By Vanne Elaine Terrazola
Senator Richard Gordon doubts that outgoing Philippine National Police (PNP) chief General Oscar Albayalde will succeed in his bid to file charges against former police officials who implicated him in the anomalous anti-drug operation in Pampanga in 2013.
Albayalde had earlier sought the help of former Solicitor-General Estelito Mendoza in filing charges against former PNP-Criminal Investigation and Detection Group chief and now Baguio City Mayor Benjamin Magalong, and retired Central Luzon regional police chief Rudy Lacadin, who had testified in the Senate’s investigation on the so-called “ninja cops”.
Gordon, in a radio interview Saturday, said Albayalde’s legal case against the former PNP officials might end in vain should he pursue it based on the marathon hearings conducted by the Senate justice and blue-ribbon committees.
“Hindi naman makakasuhan ‘yan. Palagay ko mahina ang kaso nyan dahil talagang nagtestify sila on their own volition, wala namang pumipilit sa kanila. Saka exempted ‘yang mga ‘yan from cases ‘pag ganyan (They can’t be charged. I think the case is weak because they testified on their own volition, they were not forced to speak. And they are exempted from prosecution in such instances),” Gordon, chairman of the two Senate committees, told radio DWIZ.
Gordon, who is also a lawyer, said the testimonies of Magalong and Lacadin were part of a “privilege communication” and were necessary to aid the Senate in its legislative inquiry.
The former police officials, he noted, had to cooperate.
“Usually, privilege communication yan pag nag-[testify] ka sa Senado… Hindi ka basta-basta makakasuhan dyan, unless talagang pawang kasinungalingan at mapapatunayan mo. Pero kung ganyan, dahil lang may sinabi ka, bihira ang nagsusustain na korte d’yan (It’s called privilege communication when you testify in Senate. You cannot be charged easily, unless what you said were all lies and it is proven. If that’s the case, you said something in the Senate inquiry, courts seldom sustain these charges),” he said.
Still, Gordon said he respects Albayalde’s privilege to sue his accusers with the help of a veteran lawyer.
He said the embattled top cop might also need Mendoza’s help in defending him from the possible cases that he might face for supposedly covering up the controversial drug bust conducted by his former subordinates.
“Well, at this point he should be prepared for cases to be filed against him. Not necessarily from us. Sa aking palagay ay may clear proof (In my opinion there is a clear proof)…Malinaw talaga na may (It is clear that there was a) cover-up.
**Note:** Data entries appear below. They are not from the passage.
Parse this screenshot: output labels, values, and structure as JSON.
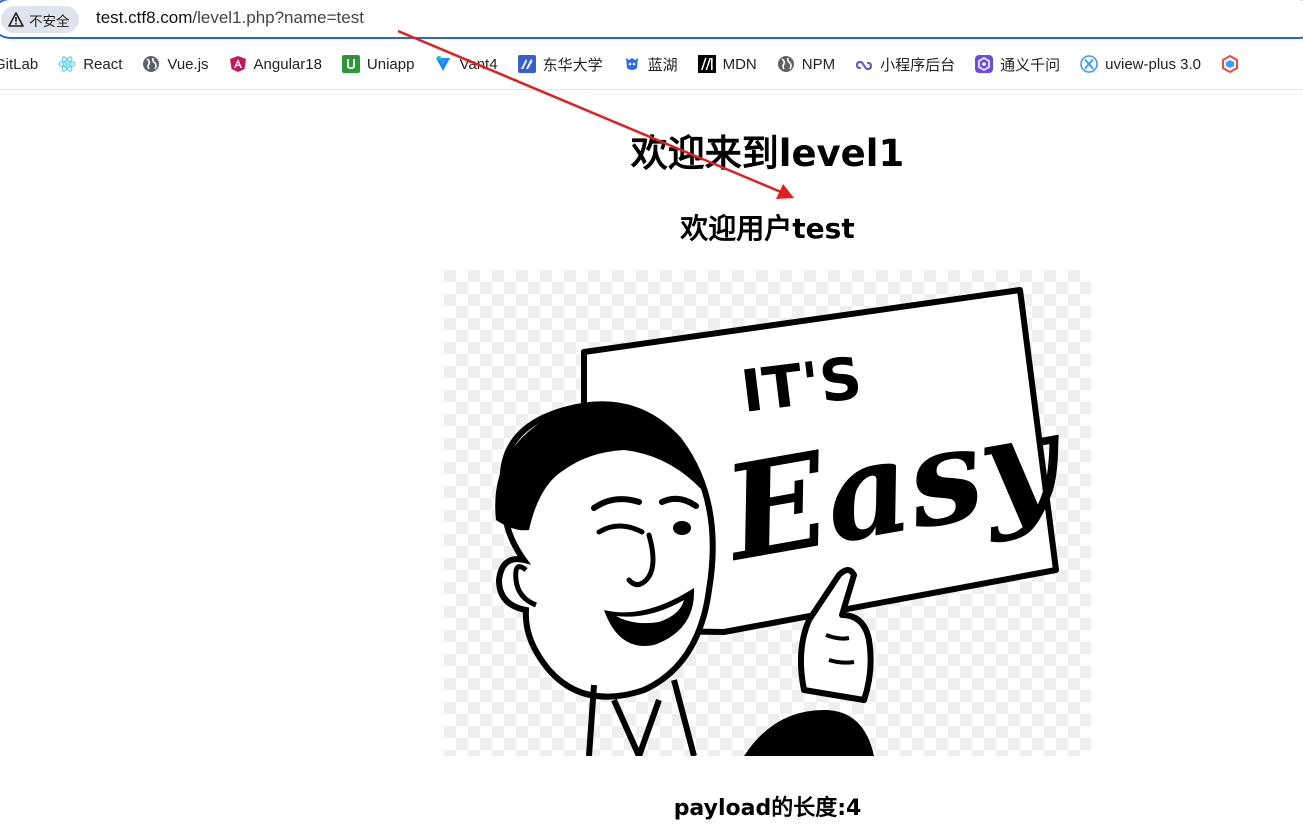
{
  "browser": {
    "security_label": "不安全",
    "url_host": "test.ctf8.com",
    "url_path": "/level1.php?name=test"
  },
  "bookmarks": [
    {
      "label": "GitLab",
      "icon": "gitlab-icon"
    },
    {
      "label": "React",
      "icon": "react-icon",
      "color": "#5ed3f3"
    },
    {
      "label": "Vue.js",
      "icon": "globe-icon"
    },
    {
      "label": "Angular18",
      "icon": "angular-icon",
      "color": "#dd0031"
    },
    {
      "label": "Uniapp",
      "icon": "uniapp-icon",
      "color": "#2b9939"
    },
    {
      "label": "Vant4",
      "icon": "vant-icon",
      "color": "#1989fa"
    },
    {
      "label": "东华大学",
      "icon": "university-icon",
      "color": "#3a5fcd"
    },
    {
      "label": "蓝湖",
      "icon": "lanhu-icon",
      "color": "#2f6ae5"
    },
    {
      "label": "MDN",
      "icon": "mdn-icon",
      "color": "#000000"
    },
    {
      "label": "NPM",
      "icon": "globe-icon"
    },
    {
      "label": "小程序后台",
      "icon": "link-icon",
      "color": "#6a5acd"
    },
    {
      "label": "通义千问",
      "icon": "tongyi-icon",
      "color": "#6b4ce6"
    },
    {
      "label": "uview-plus 3.0",
      "icon": "uview-icon",
      "color": "#3c9cff"
    }
  ],
  "page": {
    "title": "欢迎来到level1",
    "welcome": "欢迎用户test",
    "image_sign_text": "IT'S Easy",
    "payload_length": "payload的长度:4"
  },
  "annotation": {
    "arrow_color": "#e02020"
  }
}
Hindi maaring magcover-up nang wala si Albayadle doon (It’s impossible that there is a cover-up without Albayalde being involved),” he said.
Gordon said the Senate committees are crafting the report recommending charges against those involved in the anti-drug operation, including Albayalde.
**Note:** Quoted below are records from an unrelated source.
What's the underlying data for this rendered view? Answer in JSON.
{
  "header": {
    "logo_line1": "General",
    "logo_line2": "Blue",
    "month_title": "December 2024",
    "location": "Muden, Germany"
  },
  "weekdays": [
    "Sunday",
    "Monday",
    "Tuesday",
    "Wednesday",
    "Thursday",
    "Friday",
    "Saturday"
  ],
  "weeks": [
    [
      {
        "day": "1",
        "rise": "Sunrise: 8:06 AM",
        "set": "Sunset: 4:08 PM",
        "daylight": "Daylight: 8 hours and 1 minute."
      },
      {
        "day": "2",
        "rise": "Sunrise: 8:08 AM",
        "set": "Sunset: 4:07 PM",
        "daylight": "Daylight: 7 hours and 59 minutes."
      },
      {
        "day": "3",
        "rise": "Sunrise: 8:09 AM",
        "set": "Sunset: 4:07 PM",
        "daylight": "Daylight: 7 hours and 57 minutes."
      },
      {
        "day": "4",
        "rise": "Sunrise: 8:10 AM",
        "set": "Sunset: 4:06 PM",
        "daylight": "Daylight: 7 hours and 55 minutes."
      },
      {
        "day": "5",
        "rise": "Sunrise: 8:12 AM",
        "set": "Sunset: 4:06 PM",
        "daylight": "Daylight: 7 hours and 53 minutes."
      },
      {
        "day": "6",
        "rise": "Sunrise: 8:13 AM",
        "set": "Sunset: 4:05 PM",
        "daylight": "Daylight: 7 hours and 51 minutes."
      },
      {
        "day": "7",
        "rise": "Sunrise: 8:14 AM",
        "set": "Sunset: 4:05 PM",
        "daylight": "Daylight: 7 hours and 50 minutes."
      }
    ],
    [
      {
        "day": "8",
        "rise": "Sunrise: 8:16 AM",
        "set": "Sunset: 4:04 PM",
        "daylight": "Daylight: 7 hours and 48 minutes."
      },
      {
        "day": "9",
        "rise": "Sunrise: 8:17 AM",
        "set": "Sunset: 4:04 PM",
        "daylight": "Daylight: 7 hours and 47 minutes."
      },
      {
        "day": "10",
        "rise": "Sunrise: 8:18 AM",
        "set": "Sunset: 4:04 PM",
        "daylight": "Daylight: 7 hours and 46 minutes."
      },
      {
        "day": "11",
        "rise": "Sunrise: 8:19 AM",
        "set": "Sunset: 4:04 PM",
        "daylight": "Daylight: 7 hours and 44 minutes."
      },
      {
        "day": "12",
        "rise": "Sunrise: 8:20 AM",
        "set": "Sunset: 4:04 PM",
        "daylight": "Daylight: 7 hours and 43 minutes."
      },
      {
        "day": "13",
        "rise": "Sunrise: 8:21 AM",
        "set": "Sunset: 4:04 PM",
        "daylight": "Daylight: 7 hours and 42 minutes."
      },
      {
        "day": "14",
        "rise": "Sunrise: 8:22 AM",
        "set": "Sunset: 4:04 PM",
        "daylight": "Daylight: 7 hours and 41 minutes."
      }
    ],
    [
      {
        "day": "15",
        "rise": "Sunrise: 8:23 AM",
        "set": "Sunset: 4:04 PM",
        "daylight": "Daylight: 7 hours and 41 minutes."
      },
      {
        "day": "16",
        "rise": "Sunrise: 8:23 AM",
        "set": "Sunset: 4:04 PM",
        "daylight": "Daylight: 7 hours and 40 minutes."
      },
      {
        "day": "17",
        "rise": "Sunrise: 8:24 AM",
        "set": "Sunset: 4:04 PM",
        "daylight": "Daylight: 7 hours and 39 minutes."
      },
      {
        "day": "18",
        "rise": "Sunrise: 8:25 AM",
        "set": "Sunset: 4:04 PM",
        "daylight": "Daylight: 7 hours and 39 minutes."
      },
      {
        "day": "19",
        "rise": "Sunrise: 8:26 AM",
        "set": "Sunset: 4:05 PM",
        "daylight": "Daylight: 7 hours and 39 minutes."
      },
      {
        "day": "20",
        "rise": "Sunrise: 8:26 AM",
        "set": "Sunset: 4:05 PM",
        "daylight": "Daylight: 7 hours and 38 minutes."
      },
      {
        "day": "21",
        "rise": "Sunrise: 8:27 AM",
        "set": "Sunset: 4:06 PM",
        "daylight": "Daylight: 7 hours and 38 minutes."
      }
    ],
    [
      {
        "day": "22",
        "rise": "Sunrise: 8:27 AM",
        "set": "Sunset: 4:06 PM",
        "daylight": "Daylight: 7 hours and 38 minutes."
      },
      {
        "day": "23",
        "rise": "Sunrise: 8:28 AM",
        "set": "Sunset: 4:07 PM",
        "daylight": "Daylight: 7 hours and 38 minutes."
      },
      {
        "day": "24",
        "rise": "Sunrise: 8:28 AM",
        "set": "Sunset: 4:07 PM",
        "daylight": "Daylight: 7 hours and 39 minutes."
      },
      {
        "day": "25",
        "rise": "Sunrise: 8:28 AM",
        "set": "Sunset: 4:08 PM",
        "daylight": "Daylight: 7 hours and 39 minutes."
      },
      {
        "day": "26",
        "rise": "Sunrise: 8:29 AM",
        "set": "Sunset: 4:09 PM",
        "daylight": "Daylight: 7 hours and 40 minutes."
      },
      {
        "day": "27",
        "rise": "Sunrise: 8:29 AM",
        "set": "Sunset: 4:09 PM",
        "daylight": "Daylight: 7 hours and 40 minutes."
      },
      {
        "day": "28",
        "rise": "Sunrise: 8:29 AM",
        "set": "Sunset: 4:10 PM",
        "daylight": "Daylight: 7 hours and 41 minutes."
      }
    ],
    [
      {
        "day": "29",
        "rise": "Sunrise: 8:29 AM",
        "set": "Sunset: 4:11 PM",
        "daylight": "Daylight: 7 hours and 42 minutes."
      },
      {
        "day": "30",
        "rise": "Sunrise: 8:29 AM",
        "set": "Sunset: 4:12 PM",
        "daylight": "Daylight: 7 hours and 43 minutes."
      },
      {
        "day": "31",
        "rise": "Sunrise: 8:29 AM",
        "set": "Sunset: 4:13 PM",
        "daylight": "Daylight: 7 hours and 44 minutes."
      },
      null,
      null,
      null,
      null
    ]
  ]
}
Copies of the Senate’s report, he said, will be submitted to the Department of Justice and the Office of the Ombudsman for the filing of necessary charges.
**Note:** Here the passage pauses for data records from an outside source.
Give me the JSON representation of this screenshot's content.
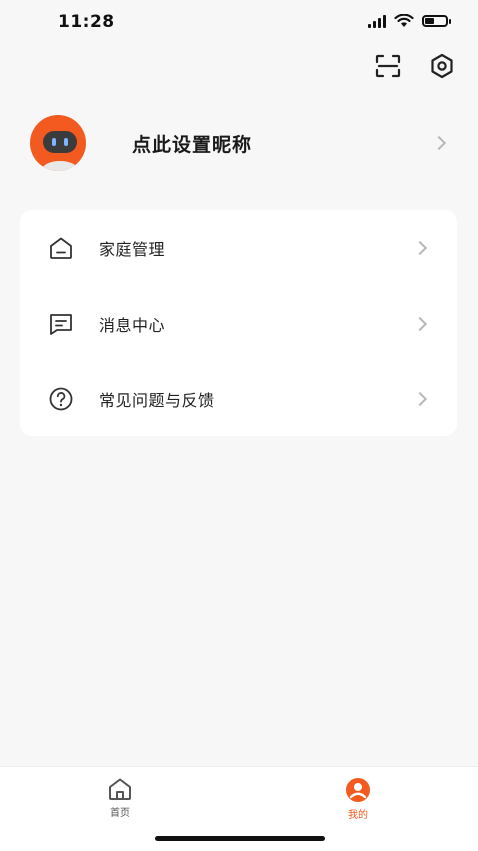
{
  "status_bar": {
    "time": "11:28",
    "battery_level": 0.45
  },
  "top_actions": {
    "scan_icon": "scan-icon",
    "settings_icon": "settings-hexagon-icon"
  },
  "profile": {
    "nickname_prompt": "点此设置昵称"
  },
  "menu": {
    "items": [
      {
        "label": "家庭管理",
        "icon": "house-icon"
      },
      {
        "label": "消息中心",
        "icon": "message-icon"
      },
      {
        "label": "常见问题与反馈",
        "icon": "help-circle-icon"
      }
    ]
  },
  "tab_bar": {
    "tabs": [
      {
        "label": "首页",
        "icon": "home-icon",
        "active": false
      },
      {
        "label": "我的",
        "icon": "user-icon",
        "active": true
      }
    ]
  },
  "colors": {
    "accent": "#f25a1f",
    "background": "#f7f7f7",
    "card": "#ffffff"
  }
}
Gordon said he and other senators “agreed” that the testimonies against Albayalde, although circumstantial, were strong enough to prove his alleged involvement in the operation.
He also cited Philippine Drug Enforcement Agency Director-General Aaron Aquino’s admission that Albayalde called to block the implementation of the 2014 dismissal order against his former men.
“Malakas naman ‘yon, tinatanggap ng husgado yon dahil kung minsan wala kang nakukuhang testimonial evidence. Ito meron eh, ‘yong statement ni Aquino saka ni Lacadin saka ‘yong mga sinasabing pinag-usapan, you can conclude that bawat galaw niya o hindi niya ginawa ay mayroong mapagkakabit-kabit na storya. Hindi mo makuka yong storya, pero pag kinabit kabit mo, may logic at conclusion (The evidence are strong, the courts could accept that when there are no testimonial evidence. With the statements of Aquino and Lacadin, you make conclusions about his actions or non-action. We cannot get the full story but when you combine those statements together, there is logic and conclusion),” he said.
Asked about Albayalde’s early retirement this month, Gordon said “‘Yong retirement mo (Your retirement) will not exculpate you, eh. Retirement is your own personal decision.”
Senate President Vicente Sotto III, meanwhile, welcomed Albayalde’s retirement.
“Good decision. I’m sure he is feeling relief,” Sotto said in a text message to reporters Saturday afternoon.
Albayalde was accused of benefitting from the irregular operation conducted by 13 Pampanga cops who allegedly pocketed some 164 kilos of drugs and the vehicles owned by a certain Chinese drug lord.
A former Pampanga provincial director, Albayalde allegedly prevented the dismissal of the involved policemen.
Albayalde has since denied the claims.
On Friday, he announced that he will be stepping down as PNP chief on October 29, 10 days earlier than his scheduled mandatory retirement on November 8.